Myasthenia gravis (MG) is a disease of the postsynaptic neuromuscular junction (NMJ) where nicotinic acetylcholine (ACh) receptors (AChRs) are targeted by autoantibodies. Search for other pathogenic antigens has detected the antibodies against muscle-specific tyrosine kinase (MuSK) and low-density lipoprotein-related protein 4 (Lrp4), both causing pre- and post-synaptic impairments. Agrin is also suspected as a fourth pathogen. In a complex NMJ organization centering on MuSK: (1) the Wnt non-canonical pathway through the Wnt-Lrp4-MuSK cysteine-rich domain (CRD)-Dishevelled (Dvl, scaffold protein) signaling acts to form AChR prepatterning with axonal guidance; (2) the neural agrin-Lrp4-MuSK (Ig1/2 domains) signaling acts to form rapsyn-anchored AChR clusters at the innervated stage of muscle; (3) adaptor protein Dok-7 acts on MuSK activation for AChR clustering from “inside” and also on cytoskeleton to stabilize AChR clusters by the downstream effector Sorbs1/2; (4) the trans-synaptic retrograde signaling contributes to the presynaptic organization via: (i) Wnt-MuSK CRD-Dvl-β catenin-Slit 2 pathway; (ii) Lrp4; and (iii) laminins. The presynaptic Ca²⁺ homeostasis conditioning ACh release is modified by autoreceptors such as M1-type muscarinic AChR and A2A adenosine receptors. The post-synaptic structure is stabilized by: (i) laminin-network including the muscle-derived agrin; (ii) the extracellular matrix proteins (including collagen Q/perlecan and biglycan which link to MuSK Ig1 domain and CRD); and (iii) the dystrophin-associated glycoprotein complex. The study on MuSK ectodomains (Ig1/2 domains and CRD) recognized by antibodies suggested that the MuSK antibodies were pathologically heterogeneous due to their binding to multiple functional domains. Focussing one of the matrix proteins, biglycan which functions in the manner similar to collagen Q, our antibody assay showed the negative result in MG patients. However, the synaptic stability may be impaired by antibodies against MuSK ectodomains because of the linkage of biglycan with MuSK Ig1 domain and CRD. The pathogenic diversity of MG is discussed based on NMJ signaling molecules.

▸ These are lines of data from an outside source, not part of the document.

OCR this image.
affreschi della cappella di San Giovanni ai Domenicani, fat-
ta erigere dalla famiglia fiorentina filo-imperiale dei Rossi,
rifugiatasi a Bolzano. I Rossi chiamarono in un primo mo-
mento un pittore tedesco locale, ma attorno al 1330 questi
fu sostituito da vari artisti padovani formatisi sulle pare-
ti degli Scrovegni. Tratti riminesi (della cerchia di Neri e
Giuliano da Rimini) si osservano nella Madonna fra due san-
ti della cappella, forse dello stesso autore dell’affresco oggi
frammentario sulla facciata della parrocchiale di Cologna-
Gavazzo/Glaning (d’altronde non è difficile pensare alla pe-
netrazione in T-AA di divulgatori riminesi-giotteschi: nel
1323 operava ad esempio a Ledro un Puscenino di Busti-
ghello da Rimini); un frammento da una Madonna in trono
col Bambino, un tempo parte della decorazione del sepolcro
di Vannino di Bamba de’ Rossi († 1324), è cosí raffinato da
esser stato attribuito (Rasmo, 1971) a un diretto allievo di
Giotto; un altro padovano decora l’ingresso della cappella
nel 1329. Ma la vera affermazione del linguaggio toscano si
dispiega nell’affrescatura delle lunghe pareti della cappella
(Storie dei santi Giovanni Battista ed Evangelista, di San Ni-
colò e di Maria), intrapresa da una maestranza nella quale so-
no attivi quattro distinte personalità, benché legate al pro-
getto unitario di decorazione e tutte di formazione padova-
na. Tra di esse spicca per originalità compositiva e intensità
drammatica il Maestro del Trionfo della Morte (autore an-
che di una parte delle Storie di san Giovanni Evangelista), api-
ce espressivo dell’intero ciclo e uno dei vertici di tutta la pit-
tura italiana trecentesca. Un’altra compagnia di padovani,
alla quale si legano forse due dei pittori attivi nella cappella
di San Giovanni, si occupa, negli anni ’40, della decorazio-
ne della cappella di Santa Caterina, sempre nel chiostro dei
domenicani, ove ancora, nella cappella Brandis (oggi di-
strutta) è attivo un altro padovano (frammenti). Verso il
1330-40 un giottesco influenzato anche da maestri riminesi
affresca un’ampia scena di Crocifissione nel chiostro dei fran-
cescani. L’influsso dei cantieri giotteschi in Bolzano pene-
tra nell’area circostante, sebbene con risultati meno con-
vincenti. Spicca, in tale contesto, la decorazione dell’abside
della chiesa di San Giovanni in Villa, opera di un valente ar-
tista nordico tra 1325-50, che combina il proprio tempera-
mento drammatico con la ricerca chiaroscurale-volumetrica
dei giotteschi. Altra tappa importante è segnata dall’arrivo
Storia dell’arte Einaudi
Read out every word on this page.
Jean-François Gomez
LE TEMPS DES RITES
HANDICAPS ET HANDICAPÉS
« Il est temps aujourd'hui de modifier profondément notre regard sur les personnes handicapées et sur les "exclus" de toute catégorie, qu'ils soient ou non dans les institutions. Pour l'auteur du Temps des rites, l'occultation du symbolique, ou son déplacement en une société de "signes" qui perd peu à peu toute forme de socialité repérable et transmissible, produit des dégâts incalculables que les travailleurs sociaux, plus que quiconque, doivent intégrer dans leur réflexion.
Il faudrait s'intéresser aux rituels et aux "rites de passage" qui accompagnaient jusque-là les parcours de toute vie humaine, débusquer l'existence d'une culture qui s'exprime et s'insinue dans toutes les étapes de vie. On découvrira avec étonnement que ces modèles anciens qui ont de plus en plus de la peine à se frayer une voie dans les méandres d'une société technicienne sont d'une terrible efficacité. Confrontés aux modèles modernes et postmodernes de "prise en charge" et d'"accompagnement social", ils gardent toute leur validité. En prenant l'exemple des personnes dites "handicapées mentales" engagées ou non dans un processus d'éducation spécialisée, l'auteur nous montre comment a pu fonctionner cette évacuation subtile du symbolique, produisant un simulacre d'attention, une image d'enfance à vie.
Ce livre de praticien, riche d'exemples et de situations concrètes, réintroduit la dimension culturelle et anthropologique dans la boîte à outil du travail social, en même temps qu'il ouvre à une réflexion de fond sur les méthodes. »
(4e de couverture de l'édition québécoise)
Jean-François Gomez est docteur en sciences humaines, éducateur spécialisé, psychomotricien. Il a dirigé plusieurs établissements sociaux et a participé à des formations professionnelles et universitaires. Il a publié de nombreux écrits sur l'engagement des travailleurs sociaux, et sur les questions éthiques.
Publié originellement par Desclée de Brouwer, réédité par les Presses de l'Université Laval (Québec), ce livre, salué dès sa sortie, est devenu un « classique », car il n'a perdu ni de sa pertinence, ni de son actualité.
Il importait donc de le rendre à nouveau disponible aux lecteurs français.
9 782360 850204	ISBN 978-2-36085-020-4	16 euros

重症肌无力（MG）是突触后神经肌肉接头（NMJ）的疾病，其中烟碱乙酰胆碱（ACh）受体（AChRs）被自身抗体靶向。寻找其他致病性抗原已检测到针对肌肉特异性酪氨酸激酶（MuSK）和低密度脂蛋白相关蛋白4（Lrp4）的抗体，均引起突触前和突触后损伤。Agrin也被怀疑是第四病原体。在一个以MuSK为中心的复杂NMJ组织中：（1）通过Wnt-Lrp4-MuSK富含半胱氨酸结构域（CRD）-杂散（Dvl，支架蛋白）的Wnt非经典途径通过轴突引导形成AChR。（2）神经agrin-Lrp4-MuSK（Ig1 / 2结构域）信号传导在肌肉神经支配阶段形成rapsyn锚定的AChR簇。（3）衔接蛋白Dok-7通过“内在”作用于ASK簇的MuSK激活，并通过下游效应器Sorbs1 / 2稳定细胞骨架，稳定AChR簇。（4）突触后逆行信号有助于突触前组织通过：（i）Wnt-MuSKCRD-Dvl-βcatenin-Slit 2途径；（ii）Lrp4；（iii）层粘连蛋白。突触前Ca ²⁺通过自身受体（例如M1型毒蕈碱AChR和A2A腺苷受体）可调节ACh的体内稳态释放。突触后结构可通过以下方式稳定：（i）层粘连蛋白网络，包括肌肉衍生的凝集素；（ii）细胞外基质蛋白（包括与MuSK Ig1结构域和CRD连接的Q / perlecan胶原蛋白和biglycan胶原蛋白）；（iii）肌营养不良蛋白相关糖蛋白复合物。对抗体识别的MuSK胞外域（Ig1 / 2域和CRD）的研究表明，由于MuSK抗体与多个功能域的结合，它们在病理上是异质的。我们的抗体测定法聚焦于一种基质蛋白，双糖链蛋白聚糖，其功能类似于胶原蛋白Q，在MG患者中显示阴性结果。然而，由于双链蛋白聚糖与MuSK Ig1结构域和CRD的连接，抗MuSK胞外域的抗体可能会损害突触稳定性。基于NMJ信号分子讨论了MG的致病多样性。